4.4 Crawler configuration, start and stop

4.4.1 Spider

Spider is crawler start entrance. Before starting the crawlers, we need to use a PageProcessor create a Spider object, and then use the run() to start. While other components of the Spider (Downloader, Scheduler, Pipeline) can be set by a set method.

Method Description Examples
create(PageProcessor) Create Spider spider.create(new GithubRepoProcessor())
addUrl(String…) Add initial URL spider.addUrl("http://webmagic.io/docs/")
addRequest(Request...) Add initial Request spider.addRequest("http://webmagic.io/docs/")
thread(n) n threads open spider.thread(5)
run() starts, blocking the current thread of execution spider.run()
start()/runAsync() asynchronous start, continue with the current thread spider.start()
stop() stop crawler spider.stop()
test(String) crawl a page to test spider.test("http://webmagic.io/docs/")
addPipeline(Pipeline) add a Pipeline, a Spider can have multiple Pipeline spider.addPipeline(new ConsolePipeline())
setScheduler(Scheduler) Settings Scheduler, a Spider must have at a Scheduler spider.setScheduler(new RedisScheduler())
setDownloader(Downloader) Settings Downloader, a Spider must have at a Downloader spider.setDownloader(new SeleniumDownloader())
get(String) synchronous calls, and direct access to the results ResultItems result = spider.get("http://webmagic.io/docs/")
getAll(String…) synchronous calls, and direct access to a bunch of results List<ResultItems> results = spider .getAll("http://webmagic.io/docs/", "http://webmagic.io/xxx")

4.4.2 Site

The site itself, some configuration information, such as encoding, HTTP headers, timeout, retry strategies, agents, etc., can be configured by setting Site object.

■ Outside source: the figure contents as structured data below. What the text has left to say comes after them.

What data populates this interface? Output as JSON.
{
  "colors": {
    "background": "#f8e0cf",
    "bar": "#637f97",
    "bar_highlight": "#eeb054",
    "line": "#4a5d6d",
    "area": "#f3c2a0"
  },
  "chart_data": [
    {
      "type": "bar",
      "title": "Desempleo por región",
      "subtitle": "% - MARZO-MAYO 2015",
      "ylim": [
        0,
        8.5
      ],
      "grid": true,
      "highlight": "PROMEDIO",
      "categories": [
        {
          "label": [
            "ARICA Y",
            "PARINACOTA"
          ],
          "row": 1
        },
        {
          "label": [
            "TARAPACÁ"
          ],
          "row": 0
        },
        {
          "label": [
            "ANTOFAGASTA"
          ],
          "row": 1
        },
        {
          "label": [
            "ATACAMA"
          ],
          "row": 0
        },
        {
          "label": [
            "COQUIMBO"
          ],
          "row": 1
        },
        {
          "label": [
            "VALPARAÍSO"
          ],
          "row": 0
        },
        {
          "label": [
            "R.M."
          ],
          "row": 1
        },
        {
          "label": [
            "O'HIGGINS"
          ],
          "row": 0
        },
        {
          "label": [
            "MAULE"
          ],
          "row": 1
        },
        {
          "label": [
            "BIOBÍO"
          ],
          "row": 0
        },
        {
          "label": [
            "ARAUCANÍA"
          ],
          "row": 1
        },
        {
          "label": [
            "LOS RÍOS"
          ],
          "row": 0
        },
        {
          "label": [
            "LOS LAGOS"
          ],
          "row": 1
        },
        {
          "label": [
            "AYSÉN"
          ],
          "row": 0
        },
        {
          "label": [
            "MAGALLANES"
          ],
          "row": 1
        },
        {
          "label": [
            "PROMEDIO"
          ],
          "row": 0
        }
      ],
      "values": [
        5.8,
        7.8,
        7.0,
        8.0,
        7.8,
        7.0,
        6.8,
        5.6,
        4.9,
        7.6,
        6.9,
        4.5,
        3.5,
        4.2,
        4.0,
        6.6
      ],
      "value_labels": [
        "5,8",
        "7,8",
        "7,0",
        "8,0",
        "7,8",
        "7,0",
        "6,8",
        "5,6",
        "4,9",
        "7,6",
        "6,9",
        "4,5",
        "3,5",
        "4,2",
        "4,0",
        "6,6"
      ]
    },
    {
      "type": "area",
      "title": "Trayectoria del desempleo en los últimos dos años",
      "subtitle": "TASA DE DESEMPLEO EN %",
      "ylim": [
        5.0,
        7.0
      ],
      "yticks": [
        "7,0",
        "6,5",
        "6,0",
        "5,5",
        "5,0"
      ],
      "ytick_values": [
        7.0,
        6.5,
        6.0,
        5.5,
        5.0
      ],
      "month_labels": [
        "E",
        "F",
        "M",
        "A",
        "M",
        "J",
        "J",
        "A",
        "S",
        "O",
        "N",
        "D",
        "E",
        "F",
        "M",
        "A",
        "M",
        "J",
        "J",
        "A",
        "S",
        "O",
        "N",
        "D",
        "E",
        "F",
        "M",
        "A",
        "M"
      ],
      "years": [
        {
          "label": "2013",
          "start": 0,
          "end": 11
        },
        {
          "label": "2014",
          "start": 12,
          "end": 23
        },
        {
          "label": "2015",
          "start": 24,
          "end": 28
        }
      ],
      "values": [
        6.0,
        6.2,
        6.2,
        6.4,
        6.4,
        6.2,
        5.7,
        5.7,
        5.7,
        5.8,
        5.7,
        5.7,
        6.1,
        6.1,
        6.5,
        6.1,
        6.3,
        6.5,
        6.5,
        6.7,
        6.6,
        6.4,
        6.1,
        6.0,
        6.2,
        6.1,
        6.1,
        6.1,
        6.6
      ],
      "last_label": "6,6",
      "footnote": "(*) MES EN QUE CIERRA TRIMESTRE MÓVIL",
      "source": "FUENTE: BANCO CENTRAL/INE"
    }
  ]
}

Method Description Examples
setCharset(String) set the encoding site.setCharset("utf-8")
setUserAgent(String) Settings UserAgent site.setUserAgent("Spider")
setTimeOut(int) set the timeout in milliseconds site.setTimeOut(3000)
setRetryTimes(int) Settings retries site.setRetryTimes(3)
setCycleRetryTimes(int) Setting cycle retries site.setCycleRetryTimes(3)
addCookie(String,String) add a cookie site.addCookie("dotcomt_user","code4craft")
setDomain(String) set up the domain name, the domain name to be set later, addCookie only take effect site.setDomain("github.com")
addHeader(String,String) add a addHeader site.addHeader("Referer","https://github.com")
setHttpProxy(HttpHost) Http proxy settings site.setHttpProxy(new HttpHost("",8080))

Wherein the loop retry cycleRetry version 0.3.0 is added mechanism.

This mechanism will fail to download url back into the tail of the queue retry until the number of retries to ensure that no leakage grasping for some reason the network page.